Para Carter, também são fundamentais pesquisas antropológicas, que permitam entender como vivem e se comportam os moradores de áreas endêmicas, como usam os medicamentos, o que fazem quando estão doentes.
“Essas informações são importantes para guiar estratégias de saúde pública. E também temos de entender como as mudanças climáticas vão afetar a longevidade do mosquito nas diversas regiões”, disse.
Também são necessários, segundo os especialistas, novos métodos de diagnóstico que permitam identificar portadores assintomáticos da doença.
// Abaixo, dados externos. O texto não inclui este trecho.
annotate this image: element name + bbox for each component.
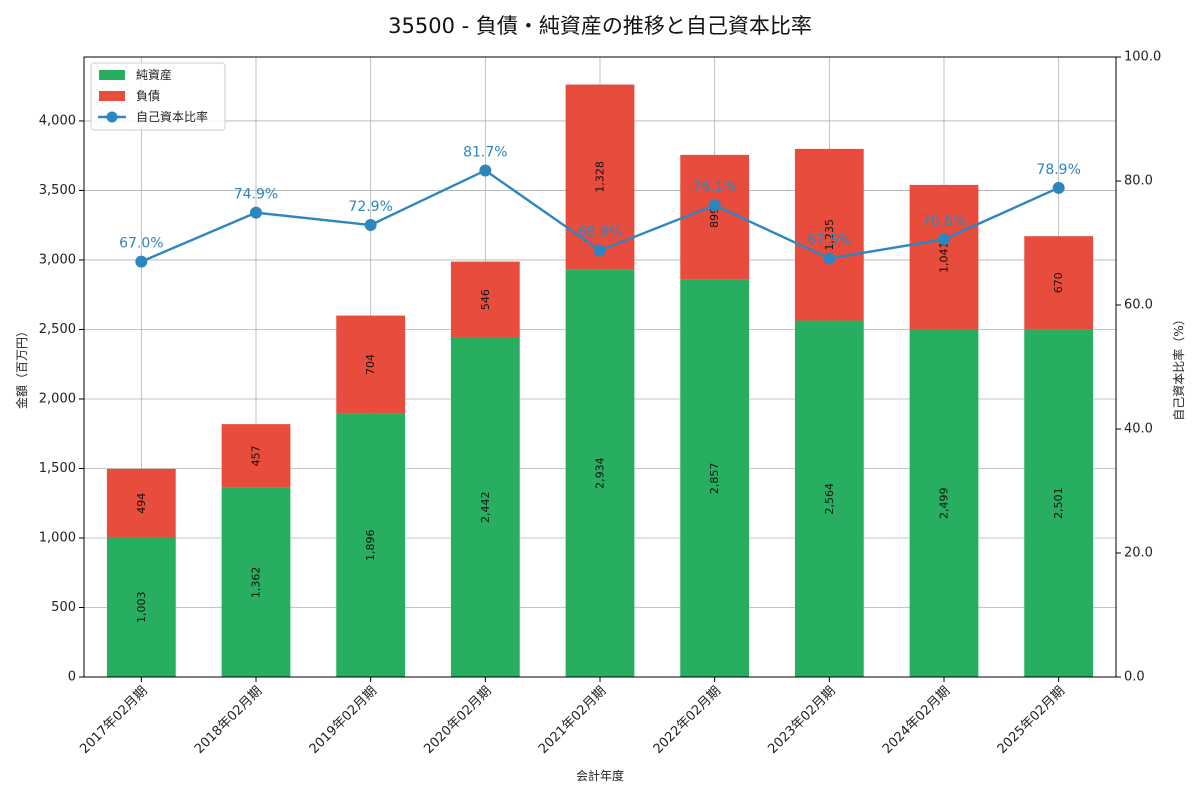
ratio-value-label: 74.9% [234, 187, 278, 203]
liabilities-value-label: 457 [250, 445, 263, 466]
legend-entry: 純資産 [136, 67, 172, 82]
liabilities-bar-6 [794, 148, 864, 321]
y2-tick-label: 100.0 [1124, 50, 1161, 65]
ratio-line-group: 67.0% 74.9% 72.9% 81.7% 68.8% 76.1% 67.5% 70.6%… [119, 144, 1081, 268]
y-tick-label: 3,500 [39, 183, 76, 198]
liabilities-bar-5 [680, 154, 750, 280]
net-assets-value-label: 2,499 [938, 488, 951, 520]
y-axis-label: 金額（百万円） [14, 325, 29, 409]
net-assets-bar-2 [336, 413, 406, 677]
x-tick-label: 2025年02月期 [995, 684, 1068, 757]
net-assets-value-label: 2,564 [823, 483, 836, 515]
ratio-point-4 [594, 244, 606, 257]
liabilities-value-label: 1,235 [823, 219, 836, 251]
y-tick-label: 0 [68, 670, 76, 685]
x-tick-label: 2019年02月期 [307, 684, 380, 757]
x-tick-label: 2024年02月期 [880, 684, 953, 757]
chart-title: 35500 - 負債・純資産の推移と自己資本比率 [388, 14, 812, 38]
net-assets-value-label: 2,857 [708, 463, 721, 495]
liabilities-bar-0 [106, 468, 176, 538]
y2-axis-label: 自己資本比率（%） [1171, 313, 1186, 420]
liabilities-value-label: 670 [1052, 272, 1065, 293]
liabilities-bar-4 [565, 84, 635, 270]
net-assets-bar-7 [909, 329, 979, 677]
ratio-point-0 [135, 255, 148, 268]
y2-tick-label: 20.0 [1124, 546, 1153, 561]
net-assets-bar-6 [794, 320, 864, 677]
x-tick-label: 2022年02月期 [651, 684, 724, 757]
net-assets-value-label: 1,003 [135, 592, 148, 624]
net-assets-bar-5 [680, 279, 750, 677]
ratio-point-1 [250, 206, 262, 219]
liabilities-value-label: 899 [708, 207, 721, 228]
y2-tick-label: 0.0 [1124, 670, 1145, 685]
legend-entry: 負債 [136, 88, 160, 103]
ratio-value-label: 67.5% [807, 233, 851, 249]
legend-swatch-0 [99, 70, 125, 80]
liabilities-value-label: 1,328 [594, 161, 607, 193]
liabilities-value-label: 494 [135, 493, 148, 514]
net-assets-bar-0 [106, 537, 176, 677]
y-tick-label: 1,500 [39, 461, 76, 476]
ratio-value-label: 78.9% [1036, 162, 1080, 178]
net-assets-value-label: 1,362 [250, 567, 263, 599]
legend-marker [106, 111, 118, 123]
net-assets-value-label: 1,896 [364, 529, 377, 561]
ratio-point-7 [938, 233, 950, 246]
ratio-point-5 [708, 199, 721, 212]
y2-tick-label: 80.0 [1124, 174, 1153, 189]
net-assets-value-label: 2,442 [479, 492, 492, 524]
ratio-value-label: 81.7% [463, 144, 507, 160]
legend-swatch-1 [99, 91, 125, 101]
bar-label-group: 1,003 494 1,362 457 1,896 704 2,442 546 2,934 1,3… [135, 161, 1065, 623]
x-tick-label: 2020年02月期 [421, 684, 494, 757]
x-tick-label: 2018年02月期 [192, 684, 265, 757]
bar-group [106, 84, 1094, 677]
x-tick-label: 2023年02月期 [765, 684, 838, 757]
liabilities-bar-3 [450, 261, 520, 338]
net-assets-bar-4 [565, 269, 635, 677]
y2-tick-label: 60.0 [1124, 298, 1153, 313]
y-tick-label: 3,000 [39, 252, 76, 267]
ratio-value-label: 68.8% [578, 224, 622, 240]
y-tick-label: 500 [51, 600, 76, 615]
net-assets-bar-3 [450, 337, 520, 677]
liabilities-bar-2 [336, 315, 406, 414]
ratio-point-6 [823, 252, 836, 265]
net-assets-bar-1 [221, 487, 291, 677]
ratio-value-label: 72.9% [348, 199, 392, 215]
net-assets-value-label: 2,934 [594, 457, 607, 489]
ratio-value-label: 67.0% [119, 236, 163, 252]
liabilities-value-label: 1,041 [938, 241, 951, 273]
ratio-value-label: 70.6% [922, 213, 966, 229]
x-tick-label: 2021年02月期 [536, 684, 609, 757]
net-assets-bar-8 [1024, 329, 1094, 677]
y-tick-label: 4,000 [39, 113, 76, 128]
x-axis-label: 会計年度 [576, 768, 624, 783]
y-tick-label: 1,000 [39, 530, 76, 545]
legend-entry: 自己資本比率 [136, 109, 208, 124]
ratio-point-2 [364, 219, 377, 232]
y-tick-label: 2,000 [39, 391, 76, 406]
ratio-point-3 [479, 164, 492, 177]
liabilities-value-label: 704 [364, 354, 377, 375]
y2-tick-label: 40.0 [1124, 422, 1153, 437]
liabilities-value-label: 546 [479, 289, 492, 310]
ratio-value-label: 76.1% [692, 179, 736, 195]
net-assets-value-label: 2,501 [1052, 487, 1065, 519]
liabilities-bar-8 [1024, 236, 1094, 330]
liabilities-bar-7 [909, 184, 979, 330]
x-tick-label: 2017年02月期 [77, 684, 150, 757]
ratio-point-8 [1052, 181, 1065, 194]
y-tick-label: 2,500 [39, 322, 76, 337]
liabilities-bar-1 [221, 424, 291, 488]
Bem como métodos que permitam diagnosticar a forma latente da malária causada pelo parasita da espécie Plasmodium vivax, a mais prevalente na Amazônia brasileira, que pode provocar recaídas meses após a infecção primária.
Treinando lideranças
De acordo com o pesquisador do Instituto de Ciências Biomédicas da USP Marcelo Urbano Ferreira, organizador do evento, o curso oferecido no âmbito do programa Escola São Paulo de Ciência Avançada (ESPCA-FAPESP) é a primeira versão regional do “Science of Eradication: Malaria”, que vem sendo oferecido desde 2012 por três instituições líderes na pesquisa sobre o tema: Barcelona Institute for Global Health (ISGlobal, da Espanha), Harvard University e Swiss Tropical and Public Health Institute (Swiss TPH, da Suíça).
“Originalmente, é um curso avançado de capacitação, voltado a gestores de serviços de saúde ou pesquisadores sêniores da área. Nós adaptamos para o público da ESPCA, que inclui estudantes de graduação, pós-graduação e jovens pesquisadores – alguns deles envolvidos em programas de controle da malária”, disse Ferreira.
Além da excelência acadêmica, a seleção dos 104 participantes buscou dar representação aos países endêmicos, com destaque para aqueles que já contam com programas de eliminação ou erradicação de malária, como Sri Lanka, Butão, Etiópia e África do Sul.
“Conseguimos um bom equilíbrio entre pesquisadores de laboratório e acadêmicos que atuam como profissionais de saúde pública. Bem como um equilíbrio entre os envolvidos nas cinco áreas cobertas pelo curso: Epidemiologia e controle; Estudos dos vetores; Imunologia e vacinas; Tratamento e novas drogas; e Biologia de plasmódio”, disse Ferreira.